Tian et al[17] performed a bioinformatics analysis which revealed that overexpression of the IL-8 gene was associated with significantly improved prognosis of GC. However, we believe this is not in conflict with our findings, as the expression of IL-8 may be affected by multiple pathways. In the context of tumours, IL-8 plays a role in cancer progression by promoting the recruitment of neutrophils to tumour sites, and the proliferation and migration of tumour cells.[14,35] In addition, IL-8 expression may vary greatly depending on the situation. Therefore, the two conclusions are not contradictory.

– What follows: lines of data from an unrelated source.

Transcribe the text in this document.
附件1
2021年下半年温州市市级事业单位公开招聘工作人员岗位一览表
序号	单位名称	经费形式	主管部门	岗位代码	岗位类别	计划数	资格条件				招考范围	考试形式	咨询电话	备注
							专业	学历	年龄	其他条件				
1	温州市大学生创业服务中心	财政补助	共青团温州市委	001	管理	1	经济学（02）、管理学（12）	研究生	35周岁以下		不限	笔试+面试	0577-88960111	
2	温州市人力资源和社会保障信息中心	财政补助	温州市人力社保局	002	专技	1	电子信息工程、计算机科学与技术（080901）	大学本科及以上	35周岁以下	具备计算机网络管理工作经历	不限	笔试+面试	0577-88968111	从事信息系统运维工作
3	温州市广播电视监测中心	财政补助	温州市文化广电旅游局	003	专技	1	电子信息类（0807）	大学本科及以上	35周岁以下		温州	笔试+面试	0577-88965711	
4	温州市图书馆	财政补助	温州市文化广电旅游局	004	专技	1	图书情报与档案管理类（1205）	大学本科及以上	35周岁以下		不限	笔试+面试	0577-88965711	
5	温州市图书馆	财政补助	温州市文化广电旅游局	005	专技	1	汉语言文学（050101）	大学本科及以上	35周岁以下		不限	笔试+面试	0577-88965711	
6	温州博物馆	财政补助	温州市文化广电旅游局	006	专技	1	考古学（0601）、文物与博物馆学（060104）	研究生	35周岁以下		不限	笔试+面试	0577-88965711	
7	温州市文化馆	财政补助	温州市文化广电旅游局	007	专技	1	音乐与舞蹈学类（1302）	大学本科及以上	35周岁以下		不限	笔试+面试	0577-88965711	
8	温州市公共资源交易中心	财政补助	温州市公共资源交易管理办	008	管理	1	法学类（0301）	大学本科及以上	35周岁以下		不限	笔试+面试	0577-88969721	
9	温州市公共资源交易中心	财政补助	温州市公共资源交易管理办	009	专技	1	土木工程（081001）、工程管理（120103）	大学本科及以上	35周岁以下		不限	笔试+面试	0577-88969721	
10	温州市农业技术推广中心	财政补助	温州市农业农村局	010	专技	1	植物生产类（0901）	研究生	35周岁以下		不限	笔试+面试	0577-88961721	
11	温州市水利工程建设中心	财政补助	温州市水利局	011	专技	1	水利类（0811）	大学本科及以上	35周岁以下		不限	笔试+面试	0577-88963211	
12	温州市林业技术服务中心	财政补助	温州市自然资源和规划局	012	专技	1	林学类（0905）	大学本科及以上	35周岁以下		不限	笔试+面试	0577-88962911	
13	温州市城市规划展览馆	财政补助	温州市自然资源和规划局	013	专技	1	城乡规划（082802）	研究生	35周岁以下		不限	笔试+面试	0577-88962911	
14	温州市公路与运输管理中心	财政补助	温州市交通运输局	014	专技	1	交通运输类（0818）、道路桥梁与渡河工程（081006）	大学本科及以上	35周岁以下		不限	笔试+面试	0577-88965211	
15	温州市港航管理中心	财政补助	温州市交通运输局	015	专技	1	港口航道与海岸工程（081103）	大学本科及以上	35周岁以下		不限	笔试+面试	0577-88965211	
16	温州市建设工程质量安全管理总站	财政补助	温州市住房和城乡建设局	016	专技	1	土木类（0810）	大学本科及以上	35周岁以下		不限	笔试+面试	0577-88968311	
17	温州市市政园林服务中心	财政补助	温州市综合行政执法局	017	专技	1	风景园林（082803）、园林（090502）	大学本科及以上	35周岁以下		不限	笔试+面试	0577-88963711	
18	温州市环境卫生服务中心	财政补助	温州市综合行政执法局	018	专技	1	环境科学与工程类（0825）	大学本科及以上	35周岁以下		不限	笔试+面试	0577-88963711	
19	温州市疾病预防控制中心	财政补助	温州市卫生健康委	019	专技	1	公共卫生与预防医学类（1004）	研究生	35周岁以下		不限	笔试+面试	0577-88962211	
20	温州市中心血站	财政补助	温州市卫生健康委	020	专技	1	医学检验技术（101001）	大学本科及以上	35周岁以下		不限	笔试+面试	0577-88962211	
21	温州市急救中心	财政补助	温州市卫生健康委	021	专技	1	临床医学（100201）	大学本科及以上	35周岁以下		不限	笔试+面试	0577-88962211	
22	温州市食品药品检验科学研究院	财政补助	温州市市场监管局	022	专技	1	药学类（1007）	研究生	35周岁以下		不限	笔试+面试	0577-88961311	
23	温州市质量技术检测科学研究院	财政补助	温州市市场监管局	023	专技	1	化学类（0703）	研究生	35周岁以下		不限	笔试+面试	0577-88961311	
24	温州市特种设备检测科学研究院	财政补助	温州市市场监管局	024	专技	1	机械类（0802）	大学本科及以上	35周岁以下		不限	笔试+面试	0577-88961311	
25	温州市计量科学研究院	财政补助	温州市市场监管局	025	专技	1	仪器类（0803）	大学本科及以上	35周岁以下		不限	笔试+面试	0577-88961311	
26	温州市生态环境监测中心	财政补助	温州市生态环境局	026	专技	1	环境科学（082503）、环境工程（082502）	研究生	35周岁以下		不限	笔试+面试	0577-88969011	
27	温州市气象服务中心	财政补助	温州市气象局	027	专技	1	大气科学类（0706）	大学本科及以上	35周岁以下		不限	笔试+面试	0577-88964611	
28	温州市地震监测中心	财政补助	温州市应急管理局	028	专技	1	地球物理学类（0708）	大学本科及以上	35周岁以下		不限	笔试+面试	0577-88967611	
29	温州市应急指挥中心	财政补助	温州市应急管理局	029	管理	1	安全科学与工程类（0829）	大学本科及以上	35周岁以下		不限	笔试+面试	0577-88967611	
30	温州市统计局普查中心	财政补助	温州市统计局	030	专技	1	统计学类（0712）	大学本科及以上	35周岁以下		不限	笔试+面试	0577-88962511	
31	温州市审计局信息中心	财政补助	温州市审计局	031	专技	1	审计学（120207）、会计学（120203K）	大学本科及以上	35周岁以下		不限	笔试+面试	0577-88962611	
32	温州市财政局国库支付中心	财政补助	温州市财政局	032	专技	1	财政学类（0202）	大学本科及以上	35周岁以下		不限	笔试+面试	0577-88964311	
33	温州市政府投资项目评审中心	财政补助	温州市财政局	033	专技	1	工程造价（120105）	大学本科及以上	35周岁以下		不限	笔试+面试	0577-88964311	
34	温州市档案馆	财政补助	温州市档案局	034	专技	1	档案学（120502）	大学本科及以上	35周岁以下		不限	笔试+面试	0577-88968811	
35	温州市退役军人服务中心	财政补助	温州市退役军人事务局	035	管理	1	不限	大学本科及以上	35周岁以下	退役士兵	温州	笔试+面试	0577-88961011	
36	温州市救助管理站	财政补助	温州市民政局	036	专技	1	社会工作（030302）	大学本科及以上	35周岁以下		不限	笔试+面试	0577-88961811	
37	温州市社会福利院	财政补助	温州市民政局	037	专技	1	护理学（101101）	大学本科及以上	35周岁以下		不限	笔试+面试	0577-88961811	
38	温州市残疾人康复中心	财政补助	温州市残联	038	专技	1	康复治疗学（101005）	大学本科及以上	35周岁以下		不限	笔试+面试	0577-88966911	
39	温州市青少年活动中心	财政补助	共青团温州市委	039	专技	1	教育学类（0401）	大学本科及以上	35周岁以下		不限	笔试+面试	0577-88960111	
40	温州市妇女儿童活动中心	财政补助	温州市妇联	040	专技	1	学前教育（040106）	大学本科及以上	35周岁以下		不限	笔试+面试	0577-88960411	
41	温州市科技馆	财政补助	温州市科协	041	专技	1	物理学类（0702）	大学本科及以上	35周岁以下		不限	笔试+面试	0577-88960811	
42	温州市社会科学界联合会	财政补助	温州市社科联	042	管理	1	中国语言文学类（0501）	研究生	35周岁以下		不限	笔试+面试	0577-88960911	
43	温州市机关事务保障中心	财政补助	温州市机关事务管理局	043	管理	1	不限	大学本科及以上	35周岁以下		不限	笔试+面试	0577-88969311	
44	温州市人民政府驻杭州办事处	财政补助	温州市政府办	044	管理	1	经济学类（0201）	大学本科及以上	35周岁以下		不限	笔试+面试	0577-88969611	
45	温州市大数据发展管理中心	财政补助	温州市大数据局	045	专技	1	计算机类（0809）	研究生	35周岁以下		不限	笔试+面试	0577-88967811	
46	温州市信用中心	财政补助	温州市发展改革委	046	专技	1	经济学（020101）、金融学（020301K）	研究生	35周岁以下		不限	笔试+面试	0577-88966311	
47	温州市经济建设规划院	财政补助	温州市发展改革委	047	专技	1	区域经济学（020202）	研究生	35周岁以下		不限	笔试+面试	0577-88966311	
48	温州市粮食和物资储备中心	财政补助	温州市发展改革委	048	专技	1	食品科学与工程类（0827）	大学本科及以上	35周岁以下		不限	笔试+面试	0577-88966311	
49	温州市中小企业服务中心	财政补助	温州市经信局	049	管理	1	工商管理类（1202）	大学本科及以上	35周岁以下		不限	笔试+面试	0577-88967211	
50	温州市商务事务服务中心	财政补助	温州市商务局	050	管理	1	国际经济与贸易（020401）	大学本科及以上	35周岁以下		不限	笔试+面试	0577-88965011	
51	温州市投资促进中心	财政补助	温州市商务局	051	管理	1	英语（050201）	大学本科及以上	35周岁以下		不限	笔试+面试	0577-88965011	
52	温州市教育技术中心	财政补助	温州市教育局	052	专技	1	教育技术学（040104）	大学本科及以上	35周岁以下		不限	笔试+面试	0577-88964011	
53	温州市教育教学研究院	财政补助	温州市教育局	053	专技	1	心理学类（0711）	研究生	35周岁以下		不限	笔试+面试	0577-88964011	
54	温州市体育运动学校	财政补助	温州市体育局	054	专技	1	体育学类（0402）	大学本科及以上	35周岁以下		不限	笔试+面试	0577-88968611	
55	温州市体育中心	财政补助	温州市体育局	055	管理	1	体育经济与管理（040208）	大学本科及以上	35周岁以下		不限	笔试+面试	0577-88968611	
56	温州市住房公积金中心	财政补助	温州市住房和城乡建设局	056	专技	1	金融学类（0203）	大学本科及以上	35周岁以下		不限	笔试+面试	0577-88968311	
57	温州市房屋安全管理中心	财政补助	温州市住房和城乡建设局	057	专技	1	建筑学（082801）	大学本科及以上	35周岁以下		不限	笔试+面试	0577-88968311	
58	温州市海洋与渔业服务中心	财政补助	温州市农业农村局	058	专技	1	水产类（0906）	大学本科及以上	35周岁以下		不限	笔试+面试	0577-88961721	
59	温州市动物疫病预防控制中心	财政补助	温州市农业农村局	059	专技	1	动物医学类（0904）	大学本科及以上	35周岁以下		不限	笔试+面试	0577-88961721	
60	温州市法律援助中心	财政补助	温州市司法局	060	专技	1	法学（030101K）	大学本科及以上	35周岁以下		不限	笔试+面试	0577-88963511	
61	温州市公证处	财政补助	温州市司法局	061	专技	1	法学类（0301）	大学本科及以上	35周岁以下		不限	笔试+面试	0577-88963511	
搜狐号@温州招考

The present meta-analysis has some limitations. Firstly, the number of studies included was relatively small. This is mainly because the expression of IL-8 is a continuous variable, and some studies did not provide appropriate data. Secondly, since there is no recognised cutoff point for IL-8, we only used the cutoff point given in the original article for definition. Those above the cutoff point were called high expression, and those below the cutoff point were called low expression. The methods and cutoff values used to detect IL-8 expression varied between studies, which can cause heterogeneity. Due to insufficient data, we were unable to conduct a subgroup analysis to explore this effect. To better evaluate the prognostic accuracy of IL-8, further investigation is needed on test methods and cutoff values. Thirdly, precise HR and 95% CI data were not provided in some articles. The calculated HRs and 95% CIs were possibly not as reliable as the given data.

Conclusion

Overall, our meta-analysis showed that high IL-8 expression was significantly associated with adverse clinical outcomes in patients with GC. The subgroup analysis showed that IL-8 in tissues, but not IL-8 in serum, was associated with the prognosis of GC. Our study revealed that IL-8 might be an independent biomarker for GC. To strengthen our conclusion, more standardised prospective studies with high quality are needed to evaluate the prognostic value of IL-8.